Now for your system, you could use a multireference method, but you also have the option of just going out to high excitation levels. A “multireference problem” can still be captured by single reference methods, but it takes longer than normal to converge. I imagine that by the time you get to CCSDT(Q), you’ll pretty much have your answer. After all, you only have six electrons, and two of those don’t want to leave the core. You can check by looking at how the relative energy changes as you change the correlation level. I’ll warn you that Psi4 can’t do CCSDT(Q). You’d need MRCC or CFOUR for that. However, Psi4 interfaces with both of those, and they’re both free.

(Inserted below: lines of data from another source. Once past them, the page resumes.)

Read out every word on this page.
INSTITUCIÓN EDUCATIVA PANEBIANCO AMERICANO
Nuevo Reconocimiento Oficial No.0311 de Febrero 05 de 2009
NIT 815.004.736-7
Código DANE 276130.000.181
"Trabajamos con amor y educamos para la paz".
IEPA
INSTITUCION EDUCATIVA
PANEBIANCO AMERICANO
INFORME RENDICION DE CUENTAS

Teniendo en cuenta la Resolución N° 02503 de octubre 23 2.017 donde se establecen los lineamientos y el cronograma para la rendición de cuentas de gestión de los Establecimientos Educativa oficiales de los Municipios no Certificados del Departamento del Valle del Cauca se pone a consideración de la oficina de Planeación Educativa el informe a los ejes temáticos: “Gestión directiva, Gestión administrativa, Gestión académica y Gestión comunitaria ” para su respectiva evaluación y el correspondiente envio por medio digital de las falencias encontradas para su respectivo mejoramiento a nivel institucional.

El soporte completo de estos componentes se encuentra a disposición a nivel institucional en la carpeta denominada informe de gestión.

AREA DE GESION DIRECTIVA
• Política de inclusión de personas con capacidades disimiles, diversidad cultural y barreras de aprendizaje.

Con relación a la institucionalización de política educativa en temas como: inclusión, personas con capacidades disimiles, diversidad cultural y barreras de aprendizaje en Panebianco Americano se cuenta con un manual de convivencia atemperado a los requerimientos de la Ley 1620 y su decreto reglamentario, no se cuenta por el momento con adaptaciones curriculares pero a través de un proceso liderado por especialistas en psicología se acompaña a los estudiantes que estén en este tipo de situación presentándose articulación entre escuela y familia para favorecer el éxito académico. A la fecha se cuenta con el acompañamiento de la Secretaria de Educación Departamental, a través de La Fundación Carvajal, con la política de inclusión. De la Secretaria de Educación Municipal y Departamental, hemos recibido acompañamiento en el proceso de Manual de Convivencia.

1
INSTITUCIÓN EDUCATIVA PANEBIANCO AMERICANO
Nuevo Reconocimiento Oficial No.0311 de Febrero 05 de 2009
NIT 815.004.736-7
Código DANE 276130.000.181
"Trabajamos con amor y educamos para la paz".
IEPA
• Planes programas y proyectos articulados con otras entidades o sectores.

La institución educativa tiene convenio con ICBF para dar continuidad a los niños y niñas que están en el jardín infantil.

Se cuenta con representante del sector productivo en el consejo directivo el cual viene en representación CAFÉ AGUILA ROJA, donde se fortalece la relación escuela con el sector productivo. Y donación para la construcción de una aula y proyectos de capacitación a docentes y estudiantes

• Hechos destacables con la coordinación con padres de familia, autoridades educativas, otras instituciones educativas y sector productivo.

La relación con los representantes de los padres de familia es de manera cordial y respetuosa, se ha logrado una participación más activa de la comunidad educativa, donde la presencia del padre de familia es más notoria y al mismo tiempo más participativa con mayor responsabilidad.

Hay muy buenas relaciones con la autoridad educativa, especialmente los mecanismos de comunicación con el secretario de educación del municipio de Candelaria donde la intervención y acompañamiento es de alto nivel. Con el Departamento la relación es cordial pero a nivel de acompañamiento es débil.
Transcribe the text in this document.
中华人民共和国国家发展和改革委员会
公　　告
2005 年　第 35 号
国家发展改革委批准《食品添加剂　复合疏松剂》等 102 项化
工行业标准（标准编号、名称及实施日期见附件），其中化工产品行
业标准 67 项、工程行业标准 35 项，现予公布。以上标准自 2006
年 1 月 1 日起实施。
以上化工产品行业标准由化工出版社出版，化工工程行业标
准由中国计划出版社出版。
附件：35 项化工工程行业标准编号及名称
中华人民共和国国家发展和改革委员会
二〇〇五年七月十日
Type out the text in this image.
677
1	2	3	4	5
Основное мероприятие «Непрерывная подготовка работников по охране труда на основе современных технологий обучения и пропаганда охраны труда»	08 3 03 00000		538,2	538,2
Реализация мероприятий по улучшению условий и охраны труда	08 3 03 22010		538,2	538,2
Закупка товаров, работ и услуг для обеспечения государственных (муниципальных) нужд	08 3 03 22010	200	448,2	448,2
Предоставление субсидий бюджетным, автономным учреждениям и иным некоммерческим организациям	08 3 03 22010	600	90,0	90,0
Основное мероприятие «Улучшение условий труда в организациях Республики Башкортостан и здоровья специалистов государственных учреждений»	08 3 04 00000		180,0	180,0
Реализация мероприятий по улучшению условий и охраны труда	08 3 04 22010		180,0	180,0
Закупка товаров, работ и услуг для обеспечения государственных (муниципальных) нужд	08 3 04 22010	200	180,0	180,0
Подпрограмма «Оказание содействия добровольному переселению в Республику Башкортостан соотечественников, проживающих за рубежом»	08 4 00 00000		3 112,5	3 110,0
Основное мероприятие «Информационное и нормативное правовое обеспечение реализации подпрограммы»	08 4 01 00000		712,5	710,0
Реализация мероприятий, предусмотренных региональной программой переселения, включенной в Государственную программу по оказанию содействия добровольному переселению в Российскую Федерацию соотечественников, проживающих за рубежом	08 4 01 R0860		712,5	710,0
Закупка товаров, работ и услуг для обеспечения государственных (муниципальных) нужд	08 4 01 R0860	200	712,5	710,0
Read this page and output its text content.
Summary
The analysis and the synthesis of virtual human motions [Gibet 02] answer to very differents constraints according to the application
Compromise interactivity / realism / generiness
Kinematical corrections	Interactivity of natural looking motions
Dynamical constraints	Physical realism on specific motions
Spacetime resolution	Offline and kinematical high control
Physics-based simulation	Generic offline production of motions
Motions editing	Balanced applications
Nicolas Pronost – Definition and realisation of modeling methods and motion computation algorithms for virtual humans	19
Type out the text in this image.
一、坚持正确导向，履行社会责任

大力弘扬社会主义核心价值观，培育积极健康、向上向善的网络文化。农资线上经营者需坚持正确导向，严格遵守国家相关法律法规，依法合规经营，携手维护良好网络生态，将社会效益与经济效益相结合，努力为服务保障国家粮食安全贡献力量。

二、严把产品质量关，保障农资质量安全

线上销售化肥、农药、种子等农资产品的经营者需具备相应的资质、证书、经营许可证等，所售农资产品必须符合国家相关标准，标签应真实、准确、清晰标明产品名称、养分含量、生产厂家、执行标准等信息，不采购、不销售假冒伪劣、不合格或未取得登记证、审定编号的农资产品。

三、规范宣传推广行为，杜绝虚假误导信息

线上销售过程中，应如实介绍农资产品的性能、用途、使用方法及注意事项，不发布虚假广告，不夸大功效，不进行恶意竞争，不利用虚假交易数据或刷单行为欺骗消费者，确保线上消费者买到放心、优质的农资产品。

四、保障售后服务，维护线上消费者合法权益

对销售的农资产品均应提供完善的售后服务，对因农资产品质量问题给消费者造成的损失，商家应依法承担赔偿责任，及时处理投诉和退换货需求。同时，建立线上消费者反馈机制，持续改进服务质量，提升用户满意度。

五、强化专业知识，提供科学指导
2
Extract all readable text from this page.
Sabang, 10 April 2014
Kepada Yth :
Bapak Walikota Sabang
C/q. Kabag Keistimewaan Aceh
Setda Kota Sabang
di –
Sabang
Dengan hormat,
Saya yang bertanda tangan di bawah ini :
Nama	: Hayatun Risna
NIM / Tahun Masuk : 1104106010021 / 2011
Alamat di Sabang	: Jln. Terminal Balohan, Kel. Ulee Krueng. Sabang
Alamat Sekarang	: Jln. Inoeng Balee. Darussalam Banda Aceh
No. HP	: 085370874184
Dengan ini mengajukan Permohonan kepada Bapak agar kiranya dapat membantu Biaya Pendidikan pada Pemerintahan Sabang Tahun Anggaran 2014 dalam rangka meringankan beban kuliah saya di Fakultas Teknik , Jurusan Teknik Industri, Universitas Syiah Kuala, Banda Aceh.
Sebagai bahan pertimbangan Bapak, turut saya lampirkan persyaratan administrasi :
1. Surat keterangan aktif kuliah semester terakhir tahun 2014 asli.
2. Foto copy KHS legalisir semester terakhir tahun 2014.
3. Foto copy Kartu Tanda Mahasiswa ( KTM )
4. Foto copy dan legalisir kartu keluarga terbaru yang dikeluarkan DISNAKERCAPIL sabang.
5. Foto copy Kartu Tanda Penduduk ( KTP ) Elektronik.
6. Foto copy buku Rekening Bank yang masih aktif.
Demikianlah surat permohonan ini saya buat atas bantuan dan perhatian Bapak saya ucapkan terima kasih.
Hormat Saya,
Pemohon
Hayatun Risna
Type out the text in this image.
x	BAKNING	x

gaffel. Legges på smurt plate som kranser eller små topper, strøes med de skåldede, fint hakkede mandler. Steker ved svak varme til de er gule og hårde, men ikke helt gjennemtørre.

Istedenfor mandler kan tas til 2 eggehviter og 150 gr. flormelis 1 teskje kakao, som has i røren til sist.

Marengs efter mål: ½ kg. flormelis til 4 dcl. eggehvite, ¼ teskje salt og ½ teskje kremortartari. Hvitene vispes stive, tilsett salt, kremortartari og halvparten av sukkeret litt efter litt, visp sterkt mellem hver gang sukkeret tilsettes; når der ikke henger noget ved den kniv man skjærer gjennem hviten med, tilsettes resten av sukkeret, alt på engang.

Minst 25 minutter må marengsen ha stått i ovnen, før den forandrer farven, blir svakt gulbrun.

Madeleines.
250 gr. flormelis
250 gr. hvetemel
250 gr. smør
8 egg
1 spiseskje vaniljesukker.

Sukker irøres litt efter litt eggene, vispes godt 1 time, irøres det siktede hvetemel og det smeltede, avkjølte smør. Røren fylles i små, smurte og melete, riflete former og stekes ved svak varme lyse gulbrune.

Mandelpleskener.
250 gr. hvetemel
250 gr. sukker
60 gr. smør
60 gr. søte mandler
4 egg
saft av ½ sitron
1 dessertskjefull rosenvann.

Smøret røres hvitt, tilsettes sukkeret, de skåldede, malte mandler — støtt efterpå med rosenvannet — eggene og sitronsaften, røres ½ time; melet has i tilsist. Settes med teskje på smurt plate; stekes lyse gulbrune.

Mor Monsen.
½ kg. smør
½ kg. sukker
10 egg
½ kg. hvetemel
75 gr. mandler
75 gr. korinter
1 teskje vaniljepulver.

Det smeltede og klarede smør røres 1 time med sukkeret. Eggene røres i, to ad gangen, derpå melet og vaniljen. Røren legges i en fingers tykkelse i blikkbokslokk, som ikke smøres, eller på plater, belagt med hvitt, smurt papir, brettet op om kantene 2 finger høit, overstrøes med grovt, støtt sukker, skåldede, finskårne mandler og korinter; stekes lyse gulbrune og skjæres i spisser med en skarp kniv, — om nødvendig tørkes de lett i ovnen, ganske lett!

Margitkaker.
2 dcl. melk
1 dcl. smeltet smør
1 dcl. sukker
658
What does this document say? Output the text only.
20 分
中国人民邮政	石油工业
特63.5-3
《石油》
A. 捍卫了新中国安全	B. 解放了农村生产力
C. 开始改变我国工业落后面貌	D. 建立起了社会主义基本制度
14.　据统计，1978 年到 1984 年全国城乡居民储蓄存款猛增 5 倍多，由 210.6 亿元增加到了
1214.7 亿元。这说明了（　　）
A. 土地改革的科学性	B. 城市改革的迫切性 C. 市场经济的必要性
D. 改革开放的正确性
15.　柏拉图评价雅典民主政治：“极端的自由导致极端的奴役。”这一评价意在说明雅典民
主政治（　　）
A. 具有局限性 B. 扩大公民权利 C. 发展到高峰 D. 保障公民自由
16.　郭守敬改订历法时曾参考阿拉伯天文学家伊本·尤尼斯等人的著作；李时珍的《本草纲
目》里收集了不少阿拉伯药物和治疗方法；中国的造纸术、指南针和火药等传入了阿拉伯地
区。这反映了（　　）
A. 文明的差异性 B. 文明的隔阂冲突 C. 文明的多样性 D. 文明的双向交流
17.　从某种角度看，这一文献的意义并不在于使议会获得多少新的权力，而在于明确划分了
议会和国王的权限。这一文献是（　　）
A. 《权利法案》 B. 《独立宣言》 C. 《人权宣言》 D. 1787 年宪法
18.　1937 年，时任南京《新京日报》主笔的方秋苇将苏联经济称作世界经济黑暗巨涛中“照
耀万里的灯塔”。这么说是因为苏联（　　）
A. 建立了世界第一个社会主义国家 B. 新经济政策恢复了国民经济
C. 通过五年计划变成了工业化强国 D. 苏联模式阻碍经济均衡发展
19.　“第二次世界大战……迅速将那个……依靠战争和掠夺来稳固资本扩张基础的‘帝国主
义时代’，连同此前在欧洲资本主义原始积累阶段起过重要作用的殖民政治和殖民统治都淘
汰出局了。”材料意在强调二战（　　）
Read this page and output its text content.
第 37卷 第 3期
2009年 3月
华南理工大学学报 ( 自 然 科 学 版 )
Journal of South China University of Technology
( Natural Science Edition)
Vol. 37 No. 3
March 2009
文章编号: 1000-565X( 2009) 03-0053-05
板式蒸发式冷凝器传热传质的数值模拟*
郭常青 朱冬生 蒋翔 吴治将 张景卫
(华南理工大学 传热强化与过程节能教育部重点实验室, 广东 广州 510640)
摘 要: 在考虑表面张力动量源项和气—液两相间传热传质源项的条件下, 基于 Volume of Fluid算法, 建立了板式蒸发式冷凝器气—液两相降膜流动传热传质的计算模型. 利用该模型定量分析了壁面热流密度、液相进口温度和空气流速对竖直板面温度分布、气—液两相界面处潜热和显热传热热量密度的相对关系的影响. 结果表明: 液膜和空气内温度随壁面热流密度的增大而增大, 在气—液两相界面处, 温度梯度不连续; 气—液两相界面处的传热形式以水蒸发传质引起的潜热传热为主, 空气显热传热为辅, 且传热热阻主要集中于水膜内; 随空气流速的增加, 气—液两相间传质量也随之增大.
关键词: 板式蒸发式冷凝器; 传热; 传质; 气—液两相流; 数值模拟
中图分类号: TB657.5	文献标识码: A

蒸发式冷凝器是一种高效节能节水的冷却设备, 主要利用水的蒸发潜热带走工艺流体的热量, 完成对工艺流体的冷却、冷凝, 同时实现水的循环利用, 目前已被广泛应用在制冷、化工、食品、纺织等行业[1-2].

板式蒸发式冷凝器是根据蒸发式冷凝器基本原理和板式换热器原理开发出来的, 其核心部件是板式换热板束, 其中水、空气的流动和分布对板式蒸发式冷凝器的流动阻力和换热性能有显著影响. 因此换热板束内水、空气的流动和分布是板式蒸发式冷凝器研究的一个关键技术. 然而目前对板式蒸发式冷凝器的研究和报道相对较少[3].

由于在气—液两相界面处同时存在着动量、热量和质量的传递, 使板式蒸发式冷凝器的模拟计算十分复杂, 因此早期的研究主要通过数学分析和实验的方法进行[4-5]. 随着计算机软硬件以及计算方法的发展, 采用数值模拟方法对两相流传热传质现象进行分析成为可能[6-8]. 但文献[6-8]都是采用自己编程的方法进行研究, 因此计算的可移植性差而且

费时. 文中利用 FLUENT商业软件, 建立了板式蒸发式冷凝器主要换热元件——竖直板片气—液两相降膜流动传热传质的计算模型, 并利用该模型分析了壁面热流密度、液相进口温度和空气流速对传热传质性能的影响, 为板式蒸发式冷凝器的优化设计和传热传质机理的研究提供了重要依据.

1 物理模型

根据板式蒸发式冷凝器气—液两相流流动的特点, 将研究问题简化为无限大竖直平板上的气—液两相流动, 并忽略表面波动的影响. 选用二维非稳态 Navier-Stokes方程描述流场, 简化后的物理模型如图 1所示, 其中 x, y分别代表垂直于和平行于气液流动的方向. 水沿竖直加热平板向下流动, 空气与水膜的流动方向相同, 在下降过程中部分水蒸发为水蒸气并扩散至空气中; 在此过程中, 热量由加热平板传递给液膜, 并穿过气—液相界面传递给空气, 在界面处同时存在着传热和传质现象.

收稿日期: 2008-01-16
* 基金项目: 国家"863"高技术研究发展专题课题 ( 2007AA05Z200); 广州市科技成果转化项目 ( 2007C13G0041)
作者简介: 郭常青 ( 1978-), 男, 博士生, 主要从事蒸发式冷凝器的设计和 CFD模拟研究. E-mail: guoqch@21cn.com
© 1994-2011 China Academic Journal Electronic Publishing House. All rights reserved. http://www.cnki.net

If you want to use a post-CASSCF multireference method in Psi4, you can either use Mk-MRCC or something in the Forte plugin. I’m not familiar with Forte, but the manual for that is here.

Good luck!

Uhm…

This input makes no sense to me. Lithium has 3 electrons, so Li2 has 6 electrons. However, you specify in the input that 3 orbitals are restricted to be doubly occupied. This should leave none for the CASSCF part.

I’m not 100% sure if you can treat the 1s in Li as core or not; if I were you I’d just include those in the active space and set

docc =   [0, 0, 0, 0, 0, 0, 0, 0 ]

Or is docc ignored in detci?

That struck me as strange at first too, but when I ran the input file, I found that DOCC was ignored during the CASSCF.